CI 114: A Modest Proposal?

By Beacon Staff
By Tim Baldwin

In 2014, Montana may be able to vote on citizen initiative (CI) 114 if enough signatures are gathered to put it on the ballot. CI 114 would amend Montana’s Constitution requiring that the Legislature be 50 percent men and 50 percent women. CI 114 is absurd!

CI 114 puts gender above qualifications; degrades women; takes away voter choice; has no relationship to merits; assumes women think differently than men; and presumes Montanans are prejudiced against women.

And what if there are not enough women to run for the Legislature – will the governor force women to become candidates? Will districts not be represented for lack of women candidates?

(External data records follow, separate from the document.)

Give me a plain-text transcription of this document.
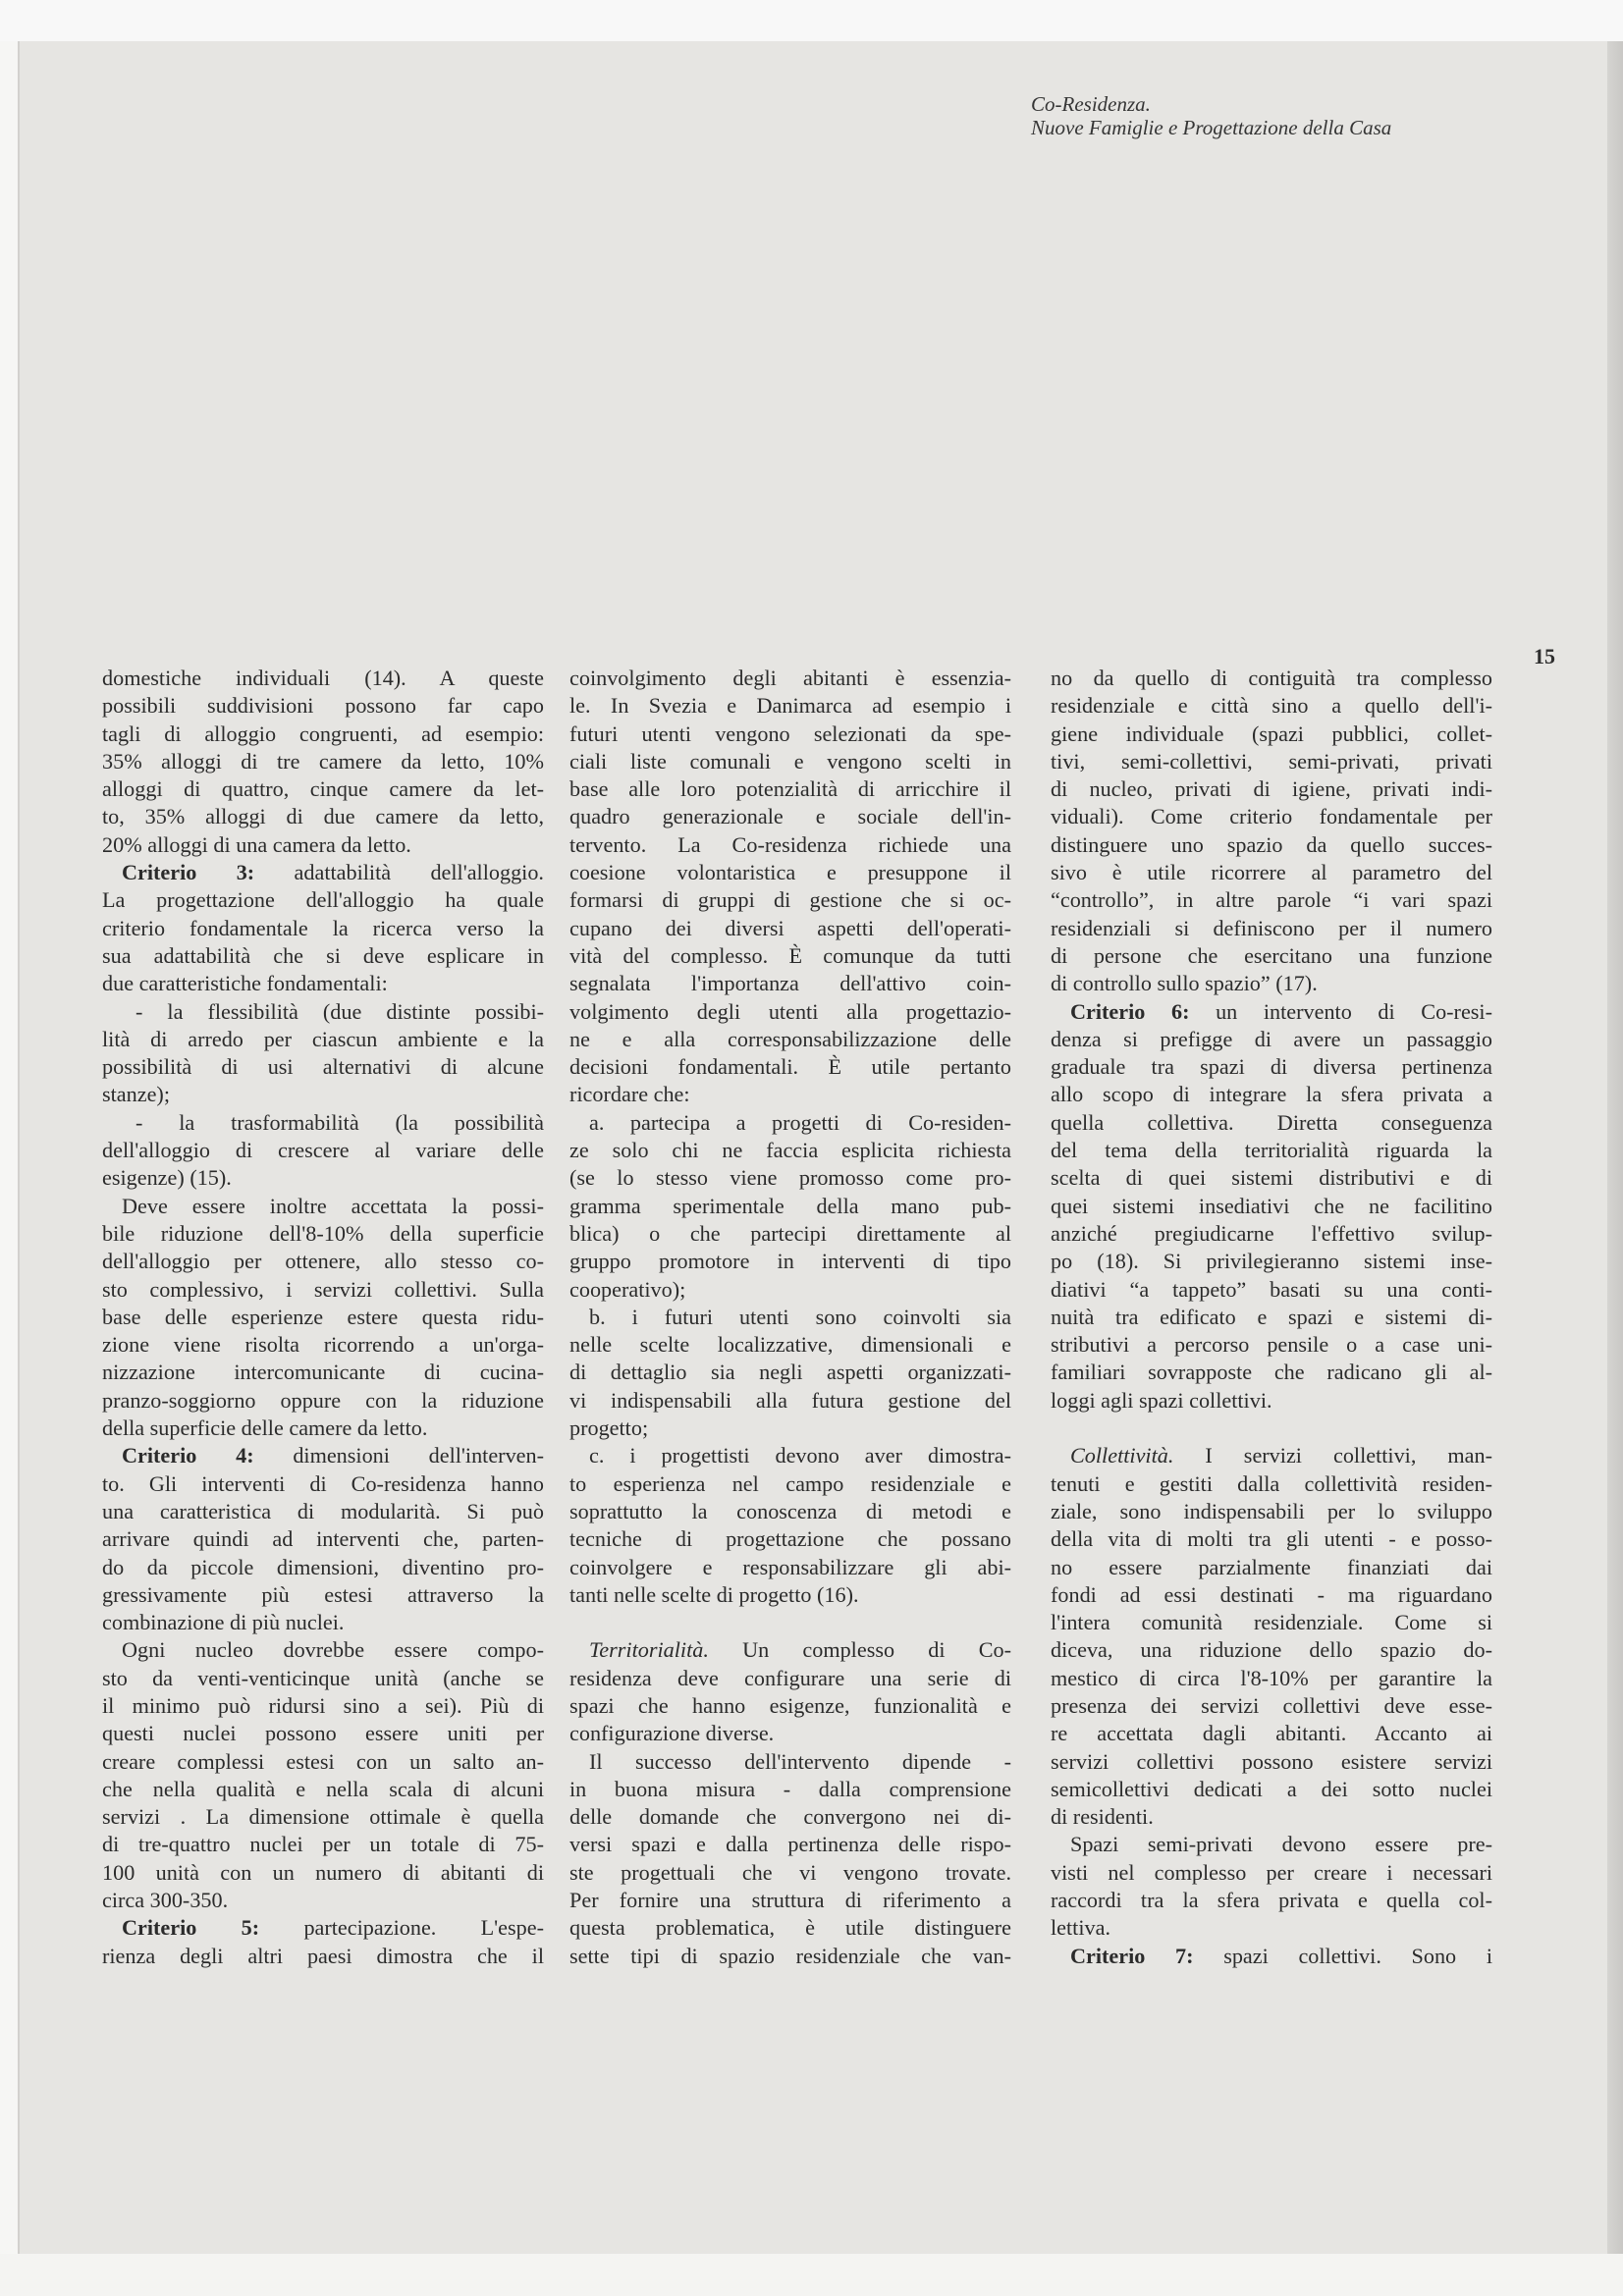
Co-Residenza.
Nuove Famiglie e Progettazione della Casa
15
domestiche individuali (14). A queste
possibili suddivisioni possono far capo
tagli di alloggio congruenti, ad esempio:
35% alloggi di tre camere da letto, 10%
alloggi di quattro, cinque camere da let-
to, 35% alloggi di due camere da letto,
20% alloggi di una camera da letto.
Criterio 3: adattabilità dell'alloggio.
La progettazione dell'alloggio ha quale
criterio fondamentale la ricerca verso la
sua adattabilità che si deve esplicare in
due caratteristiche fondamentali:
- la flessibilità (due distinte possibi-
lità di arredo per ciascun ambiente e la
possibilità di usi alternativi di alcune
stanze);
- la trasformabilità (la possibilità
dell'alloggio di crescere al variare delle
esigenze) (15).
Deve essere inoltre accettata la possi-
bile riduzione dell'8-10% della superficie
dell'alloggio per ottenere, allo stesso co-
sto complessivo, i servizi collettivi. Sulla
base delle esperienze estere questa ridu-
zione viene risolta ricorrendo a un'orga-
nizzazione intercomunicante di cucina-
pranzo-soggiorno oppure con la riduzione
della superficie delle camere da letto.
Criterio 4: dimensioni dell'interven-
to. Gli interventi di Co-residenza hanno
una caratteristica di modularità. Si può
arrivare quindi ad interventi che, parten-
do da piccole dimensioni, diventino pro-
gressivamente più estesi attraverso la
combinazione di più nuclei.
Ogni nucleo dovrebbe essere compo-
sto da venti-venticinque unità (anche se
il minimo può ridursi sino a sei). Più di
questi nuclei possono essere uniti per
creare complessi estesi con un salto an-
che nella qualità e nella scala di alcuni
servizi . La dimensione ottimale è quella
di tre-quattro nuclei per un totale di 75-
100 unità con un numero di abitanti di
circa 300-350.
Criterio 5: partecipazione. L'espe-
rienza degli altri paesi dimostra che il
coinvolgimento degli abitanti è essenzia-
le. In Svezia e Danimarca ad esempio i
futuri utenti vengono selezionati da spe-
ciali liste comunali e vengono scelti in
base alle loro potenzialità di arricchire il
quadro generazionale e sociale dell'in-
tervento. La Co-residenza richiede una
coesione volontaristica e presuppone il
formarsi di gruppi di gestione che si oc-
cupano dei diversi aspetti dell'operati-
vità del complesso. È comunque da tutti
segnalata l'importanza dell'attivo coin-
volgimento degli utenti alla progettazio-
ne e alla corresponsabilizzazione delle
decisioni fondamentali. È utile pertanto
ricordare che:
a. partecipa a progetti di Co-residen-
ze solo chi ne faccia esplicita richiesta
(se lo stesso viene promosso come pro-
gramma sperimentale della mano pub-
blica) o che partecipi direttamente al
gruppo promotore in interventi di tipo
cooperativo);
b. i futuri utenti sono coinvolti sia
nelle scelte localizzative, dimensionali e
di dettaglio sia negli aspetti organizzati-
vi indispensabili alla futura gestione del
progetto;
c. i progettisti devono aver dimostra-
to esperienza nel campo residenziale e
soprattutto la conoscenza di metodi e
tecniche di progettazione che possano
coinvolgere e responsabilizzare gli abi-
tanti nelle scelte di progetto (16).
Territorialità. Un complesso di Co-
residenza deve configurare una serie di
spazi che hanno esigenze, funzionalità e
configurazione diverse.
Il successo dell'intervento dipende -
in buona misura - dalla comprensione
delle domande che convergono nei di-
versi spazi e dalla pertinenza delle rispo-
ste progettuali che vi vengono trovate.
Per fornire una struttura di riferimento a
questa problematica, è utile distinguere
sette tipi di spazio residenziale che van-
no da quello di contiguità tra complesso
residenziale e città sino a quello dell'i-
giene individuale (spazi pubblici, collet-
tivi, semi-collettivi, semi-privati, privati
di nucleo, privati di igiene, privati indi-
viduali). Come criterio fondamentale per
distinguere uno spazio da quello succes-
sivo è utile ricorrere al parametro del
“controllo”, in altre parole “i vari spazi
residenziali si definiscono per il numero
di persone che esercitano una funzione
di controllo sullo spazio” (17).
Criterio 6: un intervento di Co-resi-
denza si prefigge di avere un passaggio
graduale tra spazi di diversa pertinenza
allo scopo di integrare la sfera privata a
quella collettiva. Diretta conseguenza
del tema della territorialità riguarda la
scelta di quei sistemi distributivi e di
quei sistemi insediativi che ne facilitino
anziché pregiudicarne l'effettivo svilup-
po (18). Si privilegieranno sistemi inse-
diativi “a tappeto” basati su una conti-
nuità tra edificato e spazi e sistemi di-
stributivi a percorso pensile o a case uni-
familiari sovrapposte che radicano gli al-
loggi agli spazi collettivi.
Collettività. I servizi collettivi, man-
tenuti e gestiti dalla collettività residen-
ziale, sono indispensabili per lo sviluppo
della vita di molti tra gli utenti - e posso-
no essere parzialmente finanziati dai
fondi ad essi destinati - ma riguardano
l'intera comunità residenziale. Come si
diceva, una riduzione dello spazio do-
mestico di circa l'8-10% per garantire la
presenza dei servizi collettivi deve esse-
re accettata dagli abitanti. Accanto ai
servizi collettivi possono esistere servizi
semicollettivi dedicati a dei sotto nuclei
di residenti.
Spazi semi-privati devono essere pre-
visti nel complesso per creare i necessari
raccordi tra la sfera privata e quella col-
lettiva.
Criterio 7: spazi collettivi. Sono i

What if election results reveal that 60 percent of the legislators were men and 40 percent were women. Is the governor going to remove 10 percent of the men from office and appoint women?

And why stop at the Legislature? Why not require the judiciary and executive offices be proportional based on class? And why does CI 114 stop at the gender class? There are other classes, too: race, religion, occupation, wealth, education. Why doesn’t CI 114 require proportionality among these classes? It doesn’t, so obviously it discriminates against them, especially minorities.

CI 114 is plain wrong, anti-democratic, and unworkable. Don’t sign the petition for CI 114 and vote NO on CI 114.

By Joe Carbonari

I favor women’s involvement in politics, including their serving in any and all elective offices. Just ask my wife. I do not, however, favor the proposed CI-114, which calls for Montana’s Legislature to be comprised of exactly one-half men and one-half women. The transition period called for is short … the exact timing dependent upon the effective date of the next redistricting and reapportionment plan. The logistics alone are mind-boggling. The difficulties involved in recruiting properly qualified candidates to fit the potential election resultants make my head spin, very uncomfortably. Perhaps there are better paths to a better balance.

For instance, we might make our Legislature more “server friendly.” Our citizen Legislature meets for roughly 90 days every other year. Many, if not most, gainfully employed citizens find it difficult to free up that time. For women, particularly, it can even be more difficult. Not undoable, but certainly difficult. It is made even more so by the fact that the pay is minimal at best. This is true for men as well, and it limits the make-up of the Legislature to those that are fortunate enough to be in a position to afford, perhaps resulting in a limited and un-representative cross-section of our citizenry.

Let’s give this some more thought. The goals are good, but the means are problematic. What do the women say?